John Bennett is executive director of the Savannah Bicycle Campaign.
Several years ago, while waiting for a public meeting to begin, I struck up a conversation with a woman seated next to me. As you might expect, if you chat with me long enough the topic of bicycling is likely to emerge.
While she didn't ride a bike herself, she told me she had noticed that cycling was becoming more popular. I said we needed more bicycle facilities in Savannah and she agreed enthusiastically. Investing in bicycling infrastructure, she suggested, would improve the quality of life in our community.
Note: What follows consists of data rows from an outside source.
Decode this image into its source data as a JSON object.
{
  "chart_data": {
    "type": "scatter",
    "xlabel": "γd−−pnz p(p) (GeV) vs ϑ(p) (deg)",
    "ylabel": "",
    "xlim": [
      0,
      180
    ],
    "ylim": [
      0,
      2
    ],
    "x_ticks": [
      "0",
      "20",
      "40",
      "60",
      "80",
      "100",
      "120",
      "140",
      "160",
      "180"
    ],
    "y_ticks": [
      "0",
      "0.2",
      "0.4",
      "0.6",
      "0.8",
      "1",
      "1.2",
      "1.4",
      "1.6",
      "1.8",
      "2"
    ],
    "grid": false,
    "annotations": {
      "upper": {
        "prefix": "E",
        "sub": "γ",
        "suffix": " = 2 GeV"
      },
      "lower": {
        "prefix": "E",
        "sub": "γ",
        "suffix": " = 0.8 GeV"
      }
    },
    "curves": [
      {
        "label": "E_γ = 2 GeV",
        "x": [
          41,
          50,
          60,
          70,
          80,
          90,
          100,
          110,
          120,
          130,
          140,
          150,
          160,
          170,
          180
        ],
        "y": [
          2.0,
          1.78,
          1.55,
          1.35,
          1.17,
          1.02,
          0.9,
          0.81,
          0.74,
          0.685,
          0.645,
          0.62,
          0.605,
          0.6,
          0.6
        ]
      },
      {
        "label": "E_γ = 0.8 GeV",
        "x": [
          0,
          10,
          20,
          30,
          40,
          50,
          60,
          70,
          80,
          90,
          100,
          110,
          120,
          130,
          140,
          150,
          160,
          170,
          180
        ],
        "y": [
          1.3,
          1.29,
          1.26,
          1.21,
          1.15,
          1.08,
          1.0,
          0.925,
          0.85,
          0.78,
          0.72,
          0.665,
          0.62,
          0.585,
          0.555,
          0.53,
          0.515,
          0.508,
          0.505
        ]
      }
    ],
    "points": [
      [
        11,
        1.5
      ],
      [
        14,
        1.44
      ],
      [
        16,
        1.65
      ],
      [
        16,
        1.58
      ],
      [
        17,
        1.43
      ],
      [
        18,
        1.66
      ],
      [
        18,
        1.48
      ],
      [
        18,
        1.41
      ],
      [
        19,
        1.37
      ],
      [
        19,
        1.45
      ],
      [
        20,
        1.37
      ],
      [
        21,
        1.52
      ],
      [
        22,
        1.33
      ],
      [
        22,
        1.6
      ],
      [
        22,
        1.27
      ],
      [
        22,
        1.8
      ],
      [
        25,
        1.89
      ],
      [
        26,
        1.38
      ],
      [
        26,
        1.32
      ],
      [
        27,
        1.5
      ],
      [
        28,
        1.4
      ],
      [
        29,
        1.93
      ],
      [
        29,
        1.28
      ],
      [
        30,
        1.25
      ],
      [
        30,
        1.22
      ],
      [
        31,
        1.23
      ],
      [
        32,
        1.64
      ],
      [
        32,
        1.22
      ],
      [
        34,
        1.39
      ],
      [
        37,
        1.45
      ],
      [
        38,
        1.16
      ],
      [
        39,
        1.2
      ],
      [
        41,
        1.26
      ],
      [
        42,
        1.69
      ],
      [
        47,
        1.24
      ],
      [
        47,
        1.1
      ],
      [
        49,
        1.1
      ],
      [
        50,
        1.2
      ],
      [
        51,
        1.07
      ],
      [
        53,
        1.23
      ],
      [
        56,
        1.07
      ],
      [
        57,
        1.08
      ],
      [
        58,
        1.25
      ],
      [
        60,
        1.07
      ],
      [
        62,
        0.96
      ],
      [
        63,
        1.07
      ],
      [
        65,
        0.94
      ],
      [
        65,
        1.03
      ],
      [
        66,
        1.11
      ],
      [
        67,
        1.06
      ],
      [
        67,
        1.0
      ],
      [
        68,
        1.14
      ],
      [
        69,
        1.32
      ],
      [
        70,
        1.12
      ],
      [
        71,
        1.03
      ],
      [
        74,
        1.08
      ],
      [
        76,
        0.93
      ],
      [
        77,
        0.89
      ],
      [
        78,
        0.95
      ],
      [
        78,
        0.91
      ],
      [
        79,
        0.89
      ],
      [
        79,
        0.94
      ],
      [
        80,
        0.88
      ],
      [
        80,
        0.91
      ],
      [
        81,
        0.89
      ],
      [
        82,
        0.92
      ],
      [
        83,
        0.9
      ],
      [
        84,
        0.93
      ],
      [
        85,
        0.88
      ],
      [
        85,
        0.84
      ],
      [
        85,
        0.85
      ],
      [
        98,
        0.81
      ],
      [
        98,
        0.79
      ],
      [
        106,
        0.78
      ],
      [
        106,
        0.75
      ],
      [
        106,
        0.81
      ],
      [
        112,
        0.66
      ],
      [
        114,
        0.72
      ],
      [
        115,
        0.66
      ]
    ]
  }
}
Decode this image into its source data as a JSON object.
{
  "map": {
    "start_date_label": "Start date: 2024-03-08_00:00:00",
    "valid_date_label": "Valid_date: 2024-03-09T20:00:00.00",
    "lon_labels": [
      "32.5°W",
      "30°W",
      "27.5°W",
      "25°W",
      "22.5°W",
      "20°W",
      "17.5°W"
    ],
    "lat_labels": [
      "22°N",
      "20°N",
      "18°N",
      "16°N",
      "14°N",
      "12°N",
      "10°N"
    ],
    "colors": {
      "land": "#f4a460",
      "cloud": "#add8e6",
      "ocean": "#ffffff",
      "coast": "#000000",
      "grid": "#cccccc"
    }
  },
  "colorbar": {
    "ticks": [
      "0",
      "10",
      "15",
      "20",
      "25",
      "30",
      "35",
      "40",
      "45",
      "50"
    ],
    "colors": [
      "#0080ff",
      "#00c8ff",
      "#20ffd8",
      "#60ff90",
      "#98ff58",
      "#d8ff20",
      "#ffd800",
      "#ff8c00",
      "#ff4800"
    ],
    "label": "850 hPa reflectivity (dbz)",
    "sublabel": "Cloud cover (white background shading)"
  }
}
I was delighted. I was talking with a real life non-cycling cycling advocate. She understood that making Savannah safer and more welcoming to people who ride bikes would benefit everyone, not just cyclists. She assured me she would support bicycle infrastructure projects.
Then she said it:
"We really do need places all the bicycle people can go to ride, so they won't have be on the streets with traffic."
Sad trombone music.
I was imagining a bicycle network linking major destinations and providing safe routes for people who, by choice or necessity, travel by bike. I was talking about transportation.
She placed bicycle facilities in the same category as tennis court or playgrounds. She was talking about recreation.
I saw bicycles as vehicles. She saw them as sporting goods.
And I guess we are both right.
There are plenty of people in Savannah who regard bicycling as purely recreational. Many of them prefer off road facilities and are fearful of sharing streets with drivers. For example, the current effort to protect the McQueen's Island Trail against tidal erosion is proof of its popularity. No doubt the scenic river views factor in the appeal of the trail, which parallels U.S. Highway 80 between the Bull River Bridge and Fort Pulaski.
It's also true that many people like the McQueen's Island Trail because they feel comfortable only on a facility that is closed to motorized vehicles.
Yet the dichotomy between the protection of off-road paths and the convenience of on-street bike lanes is being proven false in communities across the country. New types of bicycle facilities do not require people to choose between safety and accessibility. Protected bike lanes are designed with bollards, raised islands, planters, buffer spaces and even parked cars to provide a physical separation for people on bikes from people in motor vehicles.
The term cycle track is also used to describe facilities that are located adjacent to or included in roadways, but offer cyclists the protection of segregation from motorized traffic.
Protected bike lanes attract cyclists of all ages and abilities. Erecting physical barriers between cars and bikes helps hesitant citizens overcome psychological barriers, as well. After easing into safe urban cycling, their confidence grows and they become more comfortable riding their bikes on other city streets. Studies also link protected bike lanes to increased economic activity, or as a recent Fast Company blog headline proclaimed, "Want To Make Money? Build A Business On A Bike Lane."
These types of facilities are being built in the heart of large cities including Atlanta, Chicago and Manhattan. They offer the benefits of a space designed exclusively for bikes, but without the isolation of an off-road trail. Protected bike lanes recognize the reality of where people need to go and offer them the comfort of separation from cars and trucks on the way.
Do we need more bicycle facilities in Savannah? Without a doubt. There are 8.75 miles of conventional bike lanes in the city. That means only 3.21 percent of Savannah's 727-mile street network is equipped with bike lanes.
Things are getting better, however, with the addition of the Washington Avenue and Price Street bike lanes in 2010 and 2012, respectively. Still, there's opportunity for improvement.
Should we consider possibilities beyond conventional bike lanes? Certainly. A 2011 study in Chicago found that 86 percent of people felt "safe" or "very safe" when riding on one of the city's protected bike lanes versus only 17 percent who felt safe or very safe in traditional bike lanes. These perceptions are based in reality.
A 2011 analysis by the New York City Department of Transportation found that after the installation of protected bike lanes, crashes resulting in injuries for all road users (this includes not just cyclists, but pedestrians and drivers, too) dropped by 40 percent and up to 50 percent in some locations.
The body of research on the benefits of protected bike lanes is growing. New models for implementation are appearing in other cities. We ought to be studying the best of these and putting them to work here.